Si l’exclusion, la réponse punitive voire pénale reste contestable pour certains professeurs, elle apparaît comme un ultime recours pour d’autres, afin de matérialiser auprès des élèves l’importance d’un geste ou d’une insulte. Une tendance qui va dans le sens de la proposition de loi adoptée début décembre par les députés, qui vise à créer une infraction pénale spécifique de « harcèlement scolaire », passible de trois ans de prison. Voire dix en cas de tentative de suicide.
Beaucoup de personnels déplorent en réalité l’absence de réflexion et d’outils suffisants qui permettrait en amont de déconstruire ces violences systémiques et les normes transmises par le contenu pédagogique ou l’enseignement lui-même. « On est dans une situation où on cherche à contenir ou punir l’homophobie des élèves mais on ne développe pas de réflexion ou de travail de fond, considère Loup. Au niveau des programmes, c’est du rafistolage. »
Si le site promis par le gouvernement reste introuvable, la plateforme pédagogique Eduscol propose néanmoins des ressources en ligne. À la mise à disposition de campagnes et de numéros verts qui se sont multipliés, s’ajoutent l’incitation à organiser des journées de sensibilisation dédiée, l’existence de supports audiovisuels ou des journées de formations locales souvent prises en charge par des associations. Une formation tardive dans le parcours des enseignants qui interroge Gabrielle Richard : « On se retrouve à mettre des pansements sur un problème qu’on aurait pu éviter. Les rares pays qui se donnent les moyens de réussir ont intégré les questions de genre et de sexualité dans les formations initiales. »

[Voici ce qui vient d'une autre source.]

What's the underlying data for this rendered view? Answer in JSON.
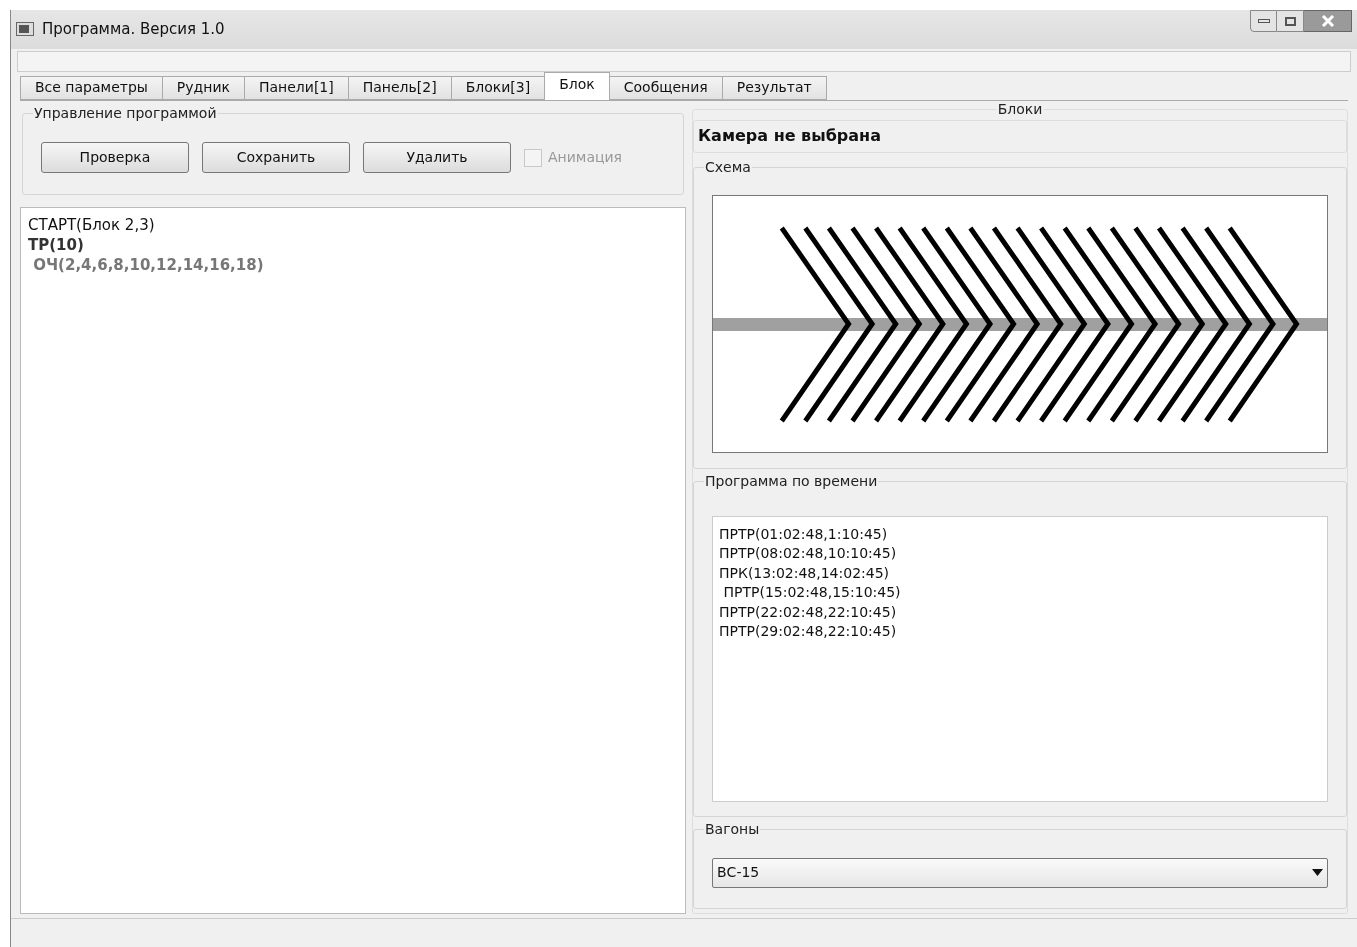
{
  "window": {
    "title": "Программа. Версия 1.0"
  },
  "tabs": [
    {
      "label": "Все параметры",
      "selected": false
    },
    {
      "label": "Рудник",
      "selected": false
    },
    {
      "label": "Панели[1]",
      "selected": false
    },
    {
      "label": "Панель[2]",
      "selected": false
    },
    {
      "label": "Блоки[3]",
      "selected": false
    },
    {
      "label": "Блок",
      "selected": true
    },
    {
      "label": "Сообщения",
      "selected": false
    },
    {
      "label": "Результат",
      "selected": false
    }
  ],
  "control_group": {
    "title": "Управление программой",
    "buttons": [
      "Проверка",
      "Сохранить",
      "Удалить"
    ],
    "animation": {
      "label": "Анимация",
      "checked": false,
      "disabled": true
    }
  },
  "program_lines": [
    {
      "text": "СТАРТ(Блок 2,3)",
      "kind": "plain"
    },
    {
      "text": "ТР(10)",
      "kind": "bold"
    },
    {
      "text": " ОЧ(2,4,6,8,10,12,14,16,18)",
      "kind": "muted"
    }
  ],
  "blocks_panel": {
    "title": "Блоки",
    "camera": "Камера не выбрана",
    "scheme_title": "Схема",
    "schedule_title": "Программа по времени",
    "schedule": [
      "ПРТР(01:02:48,1:10:45)",
      "ПРТР(08:02:48,10:10:45)",
      "ПРК(13:02:48,14:02:45)",
      " ПРТР(15:02:48,15:10:45)",
      "ПРТР(22:02:48,22:10:45)",
      "ПРТР(29:02:48,22:10:45)"
    ],
    "wagons_title": "Вагоны",
    "wagon": "ВС-15"
  }
}
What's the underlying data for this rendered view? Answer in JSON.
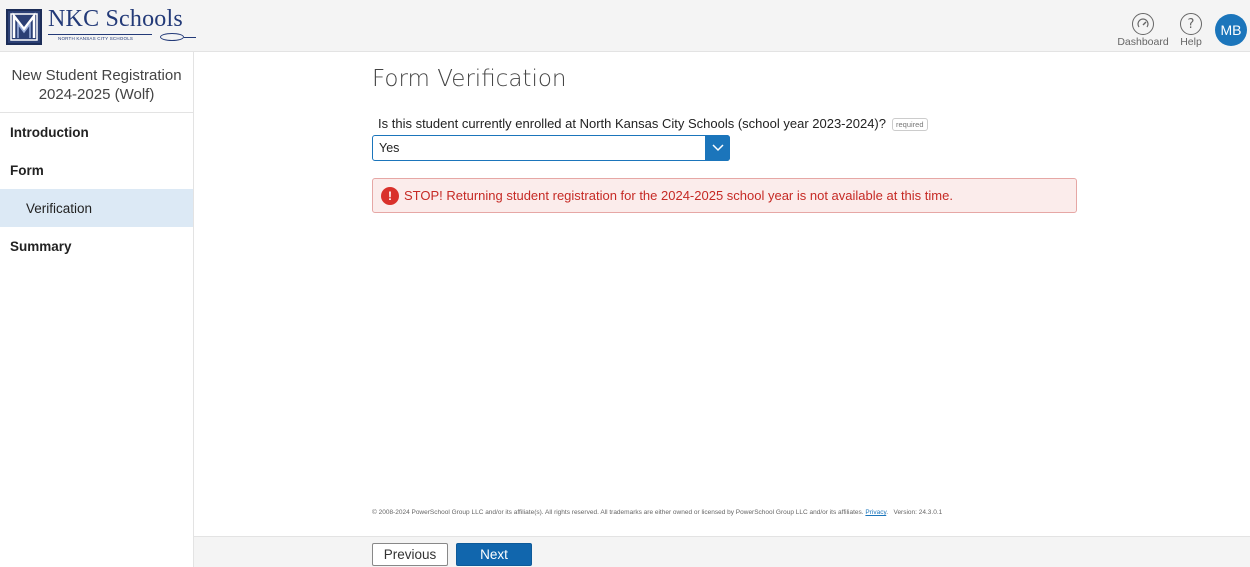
{
  "header": {
    "logo": {
      "name": "NKC Schools",
      "subtitle": "NORTH KANSAS CITY SCHOOLS"
    },
    "dashboard_label": "Dashboard",
    "dashboard_icon": "speedometer-icon",
    "help_label": "Help",
    "help_icon": "question-circle-icon",
    "avatar_initials": "MB",
    "avatar_color": "#1b75bb"
  },
  "sidebar": {
    "title_line1": "New Student Registration",
    "title_line2": "2024-2025 (Wolf)",
    "items": [
      {
        "label": "Introduction"
      },
      {
        "label": "Form"
      },
      {
        "label": "Verification",
        "active": true
      },
      {
        "label": "Summary"
      }
    ]
  },
  "main": {
    "title": "Form Verification",
    "question": "Is this student currently enrolled at North Kansas City Schools (school year 2023-2024)?",
    "required_label": "required",
    "select_value": "Yes",
    "alert_icon": "exclamation-circle-icon",
    "alert_text": "STOP! Returning student registration for the 2024-2025 school year is not available at this time.",
    "alert_color": "#c62a25"
  },
  "footer": {
    "copyright": "© 2008-2024 PowerSchool Group LLC and/or its affiliate(s). All rights reserved. All trademarks are either owned or licensed by PowerSchool Group LLC and/or its affiliates.",
    "privacy_label": "Privacy",
    "version": "Version: 24.3.0.1"
  },
  "nav": {
    "previous_label": "Previous",
    "next_label": "Next",
    "primary_color": "#1166ad"
  }
}
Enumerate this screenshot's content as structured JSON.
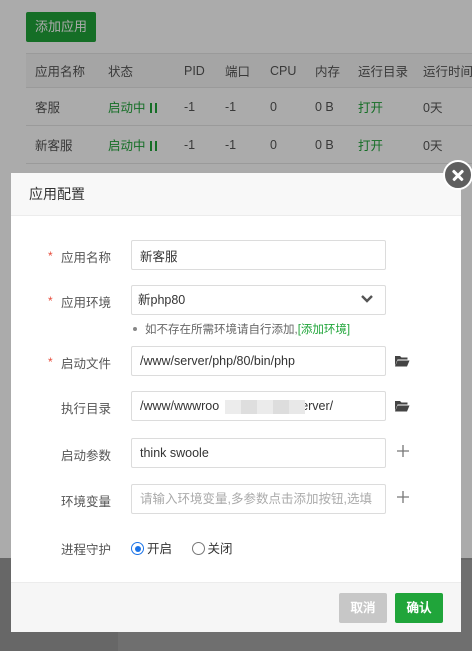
{
  "toolbar": {
    "add_app_label": "添加应用"
  },
  "table": {
    "headers": [
      "应用名称",
      "状态",
      "PID",
      "端口",
      "CPU",
      "内存",
      "运行目录",
      "运行时间"
    ],
    "rows": [
      [
        "客服",
        "启动中",
        "-1",
        "-1",
        "0",
        "0 B",
        "打开",
        "0天"
      ],
      [
        "新客服",
        "启动中",
        "-1",
        "-1",
        "0",
        "0 B",
        "打开",
        "0天"
      ]
    ]
  },
  "modal": {
    "title": "应用配置",
    "fields": {
      "app_name": {
        "label": "应用名称",
        "value": "新客服"
      },
      "app_env": {
        "label": "应用环境",
        "value": "新php80"
      },
      "env_hint": {
        "text": "如不存在所需环境请自行添加,",
        "link": "[添加环境]"
      },
      "start_file": {
        "label": "启动文件",
        "value": "/www/server/php/80/bin/php"
      },
      "exec_dir": {
        "label": "执行目录",
        "value_prefix": "/www/wwwroo",
        "value_suffix": "erver/"
      },
      "start_args": {
        "label": "启动参数",
        "value": "think swoole"
      },
      "env_vars": {
        "label": "环境变量",
        "placeholder": "请输入环境变量,多参数点击添加按钮,选填"
      },
      "daemon": {
        "label": "进程守护",
        "on_label": "开启",
        "off_label": "关闭",
        "selected": "on"
      }
    },
    "buttons": {
      "cancel": "取消",
      "confirm": "确认"
    }
  },
  "colors": {
    "brand_green": "#20a53a",
    "radio_blue": "#1a73e8",
    "required_red": "#e74c3c"
  }
}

Les « observatoires LGBT+ » vantés par Jean-Michel Blanquer, dont l’existence est mentionnée par cinq académies seulement (Amiens, Toulouse, Paris, Dijon, Besançon et Orléans-Tours), dépendent des moyens et du bon vouloir des rectorats. Pour la sociologue, sollicitée par certains d’entre eux pour les aider, pour accompagner des groupes de travail ou former des personnels éducatifs à la demande de leurs chargé.es de mission « égalité », les académies « se trouvent dans le besoin d’arrimer une exigence plutôt théorique qui vient du ministère et qui relève plutôt du politiquement correct ».
L’observatoire de l’académie de Dijon apparu au début de l’année scolaire annonce ainsi se réunir deux fois par an, avec la mise en place d’un groupe de travail dont les effets se feront sans doute sentir dans les années à venir. « Le ministère considère agir contre les LGBTphobies mais ses initiatives et dispositifs ne semblent pas avoir grand impact sur la vie quotidienne des établissements », relativise Gabrielle Richard. En l’absence de vision globale, « tout le monde refait les mêmes choses de son côté, c’est très énergivore, chaque académie entreprend de produire ou de regrouper les ressources existantes. »
Selon elle, cela permet également au ministère de ne pas revendiquer la responsabilité de contenus qui pourraient entrer en contradiction avec son « universalisme républicain ». Contactés à plusieurs reprises, le ministère de Jean-Michel Blanquer n’a pas répondu à nos questions sur son action, pas plus que celui chargé de l’Égalité femmes/hommes (piloté par Élisabeth Moreno) ou la Dilcrah (la délégation interministérielle à la lutte contre le racisme, l’antisémitisme et la haine anti-LGBT).
L’apparition de référents « égalité fille/garçon », déployés au sein même des établissements scolaires, raconte la même absence d’implication et de suivi gouvernemental. Début novembre, le collectif NousToutes révélait, à la suite d’une enquête menée auprès de 1 000 établissements, que deux tiers d’entre eux n’en avait pas désigné.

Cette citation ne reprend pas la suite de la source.